Bundespräsident Frank-Walter Steinmeier hat in seiner Festrede zum 75. Jahrestag der Wiedergründung des Auswärtigen Amts den Krieg der USA und Israels gegen den Iran als “völkerrechtswidrig” bezeichnet. Er betonte, dass eine glaubwürdige Außenpolitik Völkerrechtsbruch auch als solchen benennen müsse, um überzeugend zu wirken. Damit schlug Steinmeier einen deutlich anderen Ton an als die Bundesregierung, die es bisher vermieden hatte, diesen Konflikt explizit als Völkerrechtsbruch einzustufen. Seine klare Positionierung unterstreicht die fundamentale Bedeutung der Einhaltung des internationalen Rechts in der deutschen Außenpolitik.

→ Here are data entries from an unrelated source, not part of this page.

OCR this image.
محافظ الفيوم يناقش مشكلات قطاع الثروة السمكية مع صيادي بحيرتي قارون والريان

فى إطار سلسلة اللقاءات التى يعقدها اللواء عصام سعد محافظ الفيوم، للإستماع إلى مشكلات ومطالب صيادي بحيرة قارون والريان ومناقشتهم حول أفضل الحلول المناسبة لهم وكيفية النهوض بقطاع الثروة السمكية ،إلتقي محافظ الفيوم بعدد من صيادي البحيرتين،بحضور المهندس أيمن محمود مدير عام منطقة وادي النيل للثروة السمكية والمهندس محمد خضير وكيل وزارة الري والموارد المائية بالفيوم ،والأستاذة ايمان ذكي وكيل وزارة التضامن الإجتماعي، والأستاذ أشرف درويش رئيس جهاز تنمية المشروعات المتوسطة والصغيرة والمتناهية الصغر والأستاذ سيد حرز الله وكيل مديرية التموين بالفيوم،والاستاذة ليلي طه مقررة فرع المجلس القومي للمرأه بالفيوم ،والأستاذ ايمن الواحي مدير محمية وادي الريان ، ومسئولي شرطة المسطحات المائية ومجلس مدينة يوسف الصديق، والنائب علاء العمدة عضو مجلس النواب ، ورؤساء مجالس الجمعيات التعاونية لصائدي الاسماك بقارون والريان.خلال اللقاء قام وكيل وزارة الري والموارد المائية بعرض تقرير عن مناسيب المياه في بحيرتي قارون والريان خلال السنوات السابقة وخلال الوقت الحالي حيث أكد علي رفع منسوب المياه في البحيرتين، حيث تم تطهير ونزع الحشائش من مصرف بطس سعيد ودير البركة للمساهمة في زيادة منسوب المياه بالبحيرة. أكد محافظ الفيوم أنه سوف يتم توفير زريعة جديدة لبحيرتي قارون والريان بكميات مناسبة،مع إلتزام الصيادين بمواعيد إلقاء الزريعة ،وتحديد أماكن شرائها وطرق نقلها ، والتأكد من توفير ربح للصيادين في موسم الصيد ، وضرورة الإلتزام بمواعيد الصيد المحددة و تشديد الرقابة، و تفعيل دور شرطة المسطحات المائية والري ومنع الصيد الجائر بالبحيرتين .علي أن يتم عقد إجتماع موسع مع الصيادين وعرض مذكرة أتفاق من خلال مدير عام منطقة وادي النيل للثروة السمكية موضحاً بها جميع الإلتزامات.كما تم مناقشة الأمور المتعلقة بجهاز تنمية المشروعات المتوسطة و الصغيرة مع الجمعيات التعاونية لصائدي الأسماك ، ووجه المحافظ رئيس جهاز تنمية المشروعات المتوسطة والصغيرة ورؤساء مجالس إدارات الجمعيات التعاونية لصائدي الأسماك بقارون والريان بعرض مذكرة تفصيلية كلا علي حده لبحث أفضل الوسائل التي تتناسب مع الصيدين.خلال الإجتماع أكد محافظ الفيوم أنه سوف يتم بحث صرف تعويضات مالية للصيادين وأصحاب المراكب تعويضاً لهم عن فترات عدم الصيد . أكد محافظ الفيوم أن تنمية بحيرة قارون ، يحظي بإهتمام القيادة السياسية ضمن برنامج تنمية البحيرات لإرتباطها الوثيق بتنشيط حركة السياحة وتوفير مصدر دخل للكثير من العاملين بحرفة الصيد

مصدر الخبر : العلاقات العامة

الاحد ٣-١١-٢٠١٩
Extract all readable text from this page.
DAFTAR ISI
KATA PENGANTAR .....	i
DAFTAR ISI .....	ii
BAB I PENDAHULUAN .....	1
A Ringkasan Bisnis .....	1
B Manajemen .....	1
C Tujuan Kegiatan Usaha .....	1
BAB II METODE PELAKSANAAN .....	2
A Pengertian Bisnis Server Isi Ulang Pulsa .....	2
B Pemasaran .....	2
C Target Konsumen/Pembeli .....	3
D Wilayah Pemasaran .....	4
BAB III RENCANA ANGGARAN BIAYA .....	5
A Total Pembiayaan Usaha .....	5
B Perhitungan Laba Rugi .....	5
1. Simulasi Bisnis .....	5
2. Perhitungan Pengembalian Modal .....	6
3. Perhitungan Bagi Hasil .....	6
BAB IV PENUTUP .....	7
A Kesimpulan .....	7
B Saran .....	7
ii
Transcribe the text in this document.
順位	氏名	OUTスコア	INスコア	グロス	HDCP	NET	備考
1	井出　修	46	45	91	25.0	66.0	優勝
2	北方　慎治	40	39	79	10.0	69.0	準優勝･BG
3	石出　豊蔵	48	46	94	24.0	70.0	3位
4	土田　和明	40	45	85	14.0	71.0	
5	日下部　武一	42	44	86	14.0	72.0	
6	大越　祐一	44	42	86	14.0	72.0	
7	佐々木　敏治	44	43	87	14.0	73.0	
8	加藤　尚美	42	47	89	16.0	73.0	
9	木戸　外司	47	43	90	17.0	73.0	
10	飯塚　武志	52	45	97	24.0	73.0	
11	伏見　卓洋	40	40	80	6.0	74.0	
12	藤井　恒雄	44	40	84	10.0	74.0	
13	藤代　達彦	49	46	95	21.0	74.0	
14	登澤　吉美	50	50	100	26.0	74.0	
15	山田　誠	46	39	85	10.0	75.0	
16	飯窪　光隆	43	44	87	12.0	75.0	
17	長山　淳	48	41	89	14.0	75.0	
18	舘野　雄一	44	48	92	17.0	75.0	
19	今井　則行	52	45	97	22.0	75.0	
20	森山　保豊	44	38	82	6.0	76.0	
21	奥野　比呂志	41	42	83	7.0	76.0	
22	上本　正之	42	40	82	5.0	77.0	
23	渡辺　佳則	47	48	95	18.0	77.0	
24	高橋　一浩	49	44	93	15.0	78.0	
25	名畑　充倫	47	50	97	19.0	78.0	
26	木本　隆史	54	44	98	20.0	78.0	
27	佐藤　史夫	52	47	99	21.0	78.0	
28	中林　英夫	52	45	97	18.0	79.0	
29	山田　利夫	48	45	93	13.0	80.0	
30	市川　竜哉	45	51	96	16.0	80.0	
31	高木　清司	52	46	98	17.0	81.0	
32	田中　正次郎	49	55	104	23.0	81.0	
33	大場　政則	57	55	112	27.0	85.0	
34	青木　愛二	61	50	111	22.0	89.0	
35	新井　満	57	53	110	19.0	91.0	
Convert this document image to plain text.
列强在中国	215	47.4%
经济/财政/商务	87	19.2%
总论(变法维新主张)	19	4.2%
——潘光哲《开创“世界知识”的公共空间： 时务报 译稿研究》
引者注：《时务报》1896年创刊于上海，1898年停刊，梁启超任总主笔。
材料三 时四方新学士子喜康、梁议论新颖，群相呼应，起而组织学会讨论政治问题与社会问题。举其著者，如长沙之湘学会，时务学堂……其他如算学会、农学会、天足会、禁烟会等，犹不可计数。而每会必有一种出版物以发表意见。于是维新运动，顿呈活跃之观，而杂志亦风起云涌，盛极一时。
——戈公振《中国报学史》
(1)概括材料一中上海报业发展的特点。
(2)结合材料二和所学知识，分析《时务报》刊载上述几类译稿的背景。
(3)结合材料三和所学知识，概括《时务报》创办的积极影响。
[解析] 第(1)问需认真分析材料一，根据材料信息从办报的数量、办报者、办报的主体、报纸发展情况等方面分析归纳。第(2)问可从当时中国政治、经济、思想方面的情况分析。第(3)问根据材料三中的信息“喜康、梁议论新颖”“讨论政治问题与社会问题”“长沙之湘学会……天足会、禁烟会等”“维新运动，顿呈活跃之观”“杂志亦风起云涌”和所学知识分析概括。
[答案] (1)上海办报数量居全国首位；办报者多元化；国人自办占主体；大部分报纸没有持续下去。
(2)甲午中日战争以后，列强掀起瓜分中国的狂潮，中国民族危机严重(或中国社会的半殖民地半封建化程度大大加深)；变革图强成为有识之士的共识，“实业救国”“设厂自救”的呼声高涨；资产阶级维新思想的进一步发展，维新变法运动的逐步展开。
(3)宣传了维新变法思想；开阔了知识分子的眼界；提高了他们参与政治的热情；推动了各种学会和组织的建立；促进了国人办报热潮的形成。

Steinmeier sieht im Scheitern des internationalen Atomabkommens mit dem Iran aus dem Jahr 2015 einen politisch verhängnisvollen und vermeidbaren Fehler, der zur aktuellen Eskalation geführt habe. Er verwies darauf, dass der Iran vor der Aufkündigung des Abkommens durch US-Präsident Trump nie so weit von einer atomaren Bewaffnung entfernt gewesen sei. Der Bundespräsident sprach zudem von einem “doppelten Epochenbruch” in unserer Zeit, der das Vertrauensverhältnis zu den USA irreparabel verändert habe, ähnlich der strategischen Umwälzung durch den russischen Überfall auf die Ukraine 2022. Trumps Amtsantritt und sein Kurs, der in seiner zweiten Amtszeit zum Krieg geführt habe, bedeuten eine grundlegende Verschiebung der internationalen Beziehungen.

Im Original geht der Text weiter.